I put myself forward for an appearance at the regular monthly Food, Friendship and Fun sessions for a variety of reasons – firstly, to give myself a good kick up the backside and get my musical mojo going again; secondly, to meet a few more members of the local community; and thirdly, to give our correspondent Tim Nuttall the chance of writing a story about it, as I know he loves the extra work.

So, watch this space for the report next week, and if you did miss this one, there’ll be more free entertainment on offer at the church in future months.

I’ll be doing a bit of a free preview of some of the songs I’ll be singing the same evening (a busy day, then) across the river in Barton for the Twelve Silk Handkerchiefs production, which tells the story of the 1968 Triple Trawler Tragedy and the Headscarf Revolutionaries – a term coined by Brian Lavery, who wrote the book of the same name.

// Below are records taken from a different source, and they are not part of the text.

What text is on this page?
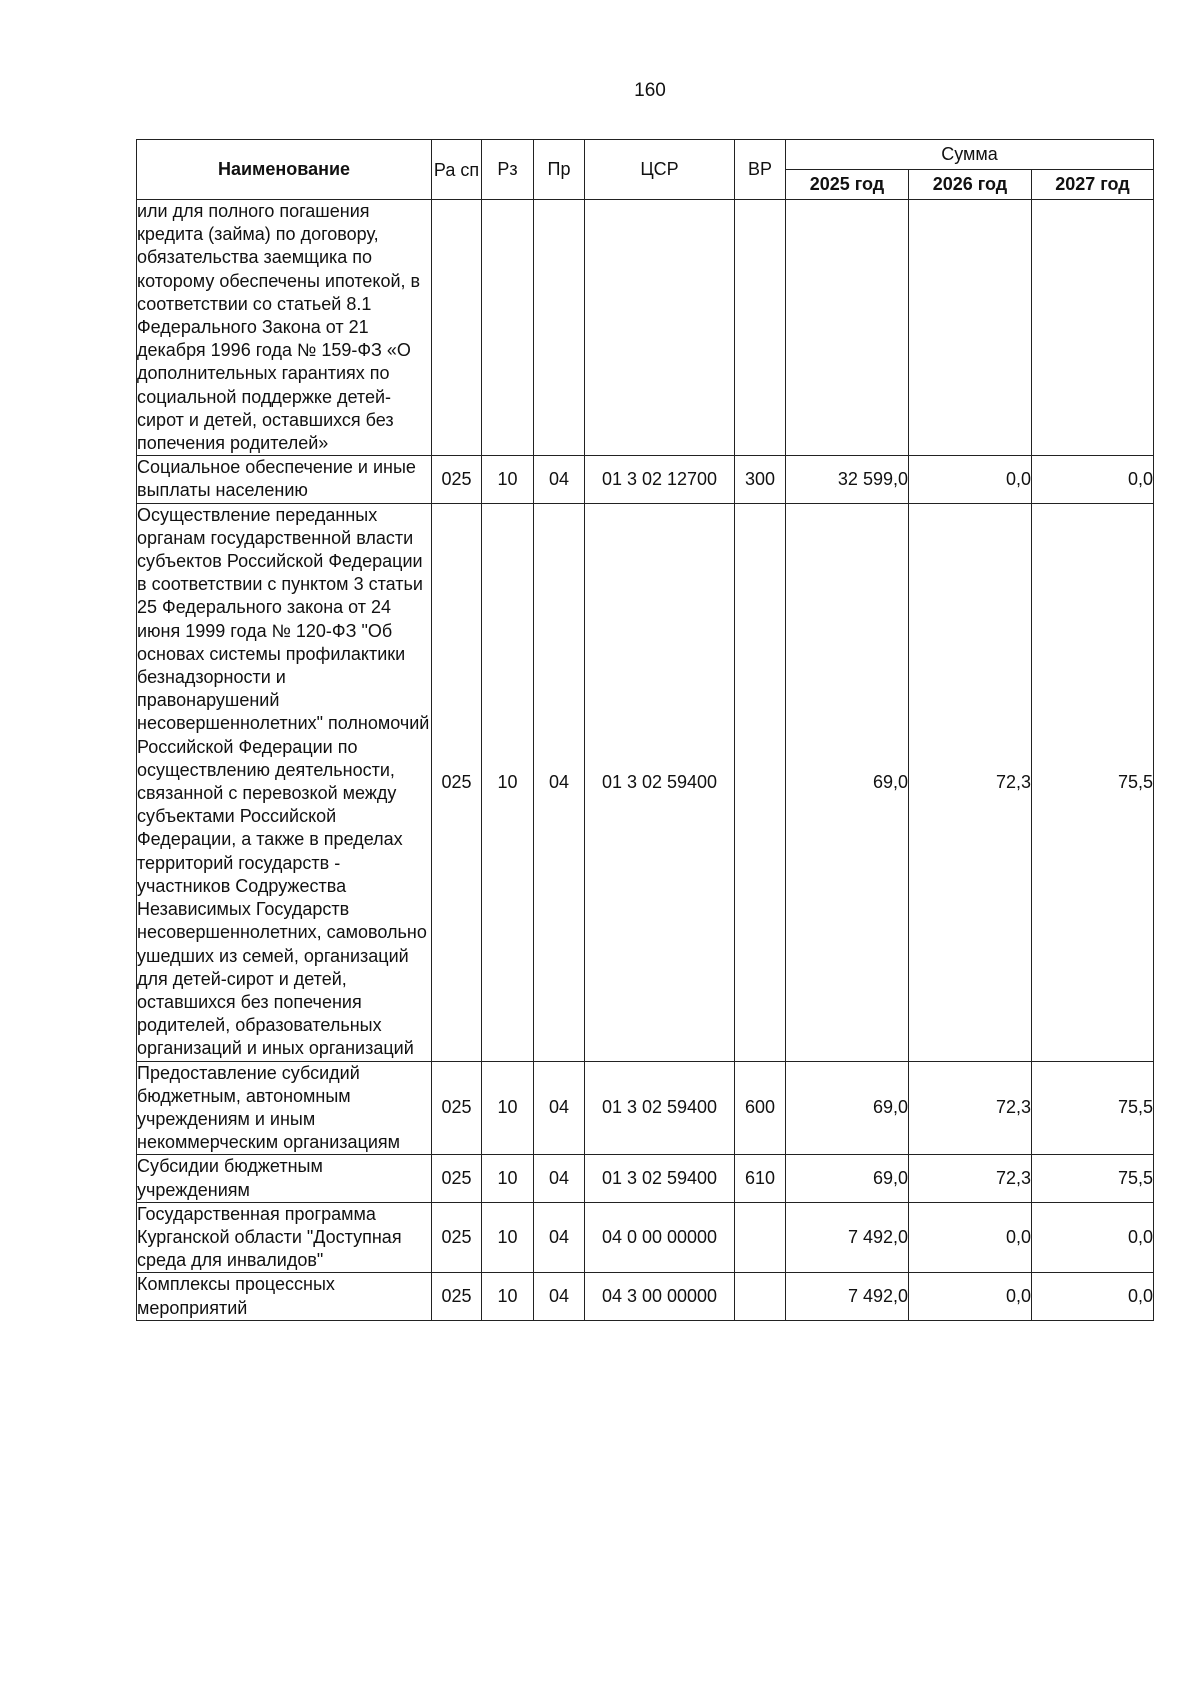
160
Наименование	Ра сп	Рз	Пр	ЦСР	ВР	Сумма		
						2025 год	2026 год	2027 год
или для полного погашения кредита (займа) по договору, обязательства заемщика по которому обеспечены ипотекой, в соответствии со статьей 8.1 Федерального Закона от 21 декабря 1996 года № 159-ФЗ «О дополнительных гарантиях по социальной поддержке детей-сирот и детей, оставшихся без попечения родителей»								
Социальное обеспечение и иные выплаты населению	025	10	04	01 3 02 12700	300	32 599,0	0,0	0,0
Осуществление переданных органам государственной власти субъектов Российской Федерации в соответствии с пунктом 3 статьи 25 Федерального закона от 24 июня 1999 года № 120-ФЗ "Об основах системы профилактики безнадзорности и правонарушений несовершеннолетних" полномочий Российской Федерации по осуществлению деятельности, связанной с перевозкой между субъектами Российской Федерации, а также в пределах территорий государств - участников Содружества Независимых Государств несовершеннолетних, самовольно ушедших из семей, организаций для детей-сирот и детей, оставшихся без попечения родителей, образовательных организаций и иных организаций	025	10	04	01 3 02 59400		69,0	72,3	75,5
Предоставление субсидий бюджетным, автономным учреждениям и иным некоммерческим организациям	025	10	04	01 3 02 59400	600	69,0	72,3	75,5
Субсидии бюджетным учреждениям	025	10	04	01 3 02 59400	610	69,0	72,3	75,5
Государственная программа Курганской области "Доступная среда для инвалидов"	025	10	04	04 0 00 00000		7 492,0	0,0	0,0
Комплексы процессных мероприятий	025	10	04	04 3 00 00000		7 492,0	0,0	0,0
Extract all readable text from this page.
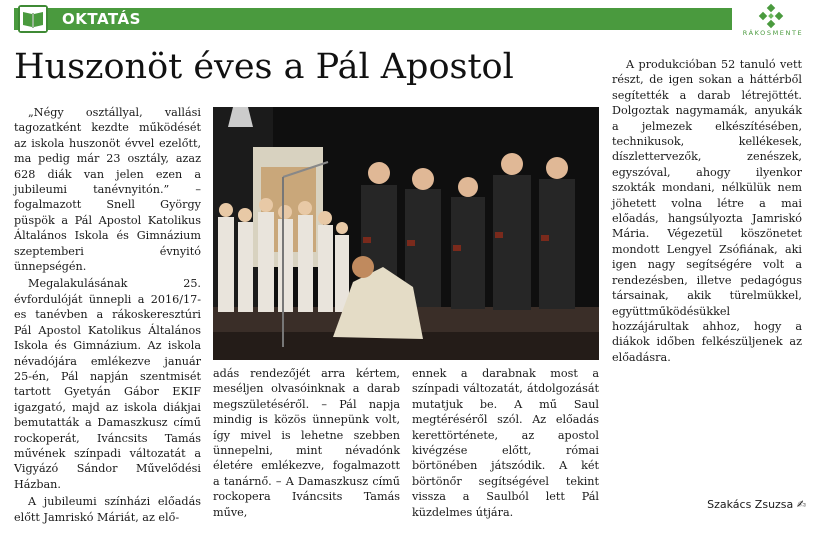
OKTATÁS
RÁKOSMENTE
Huszonöt éves a Pál Apostol

„Négy osztállyal, vallási tagozatként kezdte működését az iskola huszonöt évvel ezelőtt, ma pedig már 23 osztály, azaz 628 diák van jelen ezen a jubileumi tanévnyitón.” – fogalmazott Snell György püspök a Pál Apostol Katolikus Általános Iskola és Gimnázium szeptemberi évnyitó ünnepségén.

Megalakulásának 25. évfordulóját ünnepli a 2016/17-es tanévben a rákoskeresztúri Pál Apostol Katolikus Általános Iskola és Gimnázium. Az iskola névadójára emlékezve január 25-én, Pál napján szentmisét tartott Gyetyán Gábor EKIF igazgató, majd az iskola diákjai bemutatták a Damaszkusz című rockoperát, Iváncsits Tamás művének színpadi változatát a Vigyázó Sándor Művelődési Házban.

A jubileumi színházi előadás előtt Jamriskó Máriát, az elő-

adás rendezőjét arra kértem, meséljen olvasóinknak a darab megszületéséről. – Pál napja mindig is közös ünnepünk volt, így mivel is lehetne szebben ünnepelni, mint névadónk életére emlékezve, fogalmazott a tanárnő. – A Damaszkusz című rockopera Iváncsits Tamás műve,

ennek a darabnak most a színpadi változatát, átdolgozását mutatjuk be. A mű Saul megtéréséről szól. Az előadás kerettörténete, az apostol kivégzése előtt, római börtönében játszódik. A két börtönőr segítségével tekint vissza a Saulból lett Pál küzdelmes útjára.

A produkcióban 52 tanuló vett részt, de igen sokan a háttérből segítették a darab létrejöttét. Dolgoztak nagymamák, anyukák a jelmezek elkészítésében, technikusok, kellékesek, díszlettervezők, zenészek, egyszóval, ahogy ilyenkor szokták mondani, nélkülük nem jöhetett volna létre a mai előadás, hangsúlyozta Jamriskó Mária. Végezetül köszönetet mondott Lengyel Zsófiának, aki igen nagy segítségére volt a rendezésben, illetve pedagógus társainak, akik türelmükkel, együttműködésükkel hozzájárultak ahhoz, hogy a diákok időben felkészüljenek az előadásra.

Szakács Zsuzsa ✍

It’s 55 years since those three ships went down within weeks of one another about this time of year, and I feel enormously privileged to have played a small part in spreading the story.

In 2019 we took the show on tour to a few port towns and cities including Grimsby, Aldeburgh in Suffolk, Greenwich and Newcastle, with thanks to funding from the Arts Council.

The fact that some 6,000 men left Hull never to return across a century or so of deep-water trawling should be far better known about nationally than it is. John Prescott said the story of the Headscarf Revolutionaries could be “the next Made in Dagenham” and, while the latter is known up and down the land, the story of Lil Bilocca and co generally isn’t.

Few of the audience members we spoke to in the various places we visited had heard about the Hessle housewives’ blistering campaign for better safety on the ships.

It’s vital that these and other similar stories of our social history continue to be told to new generations.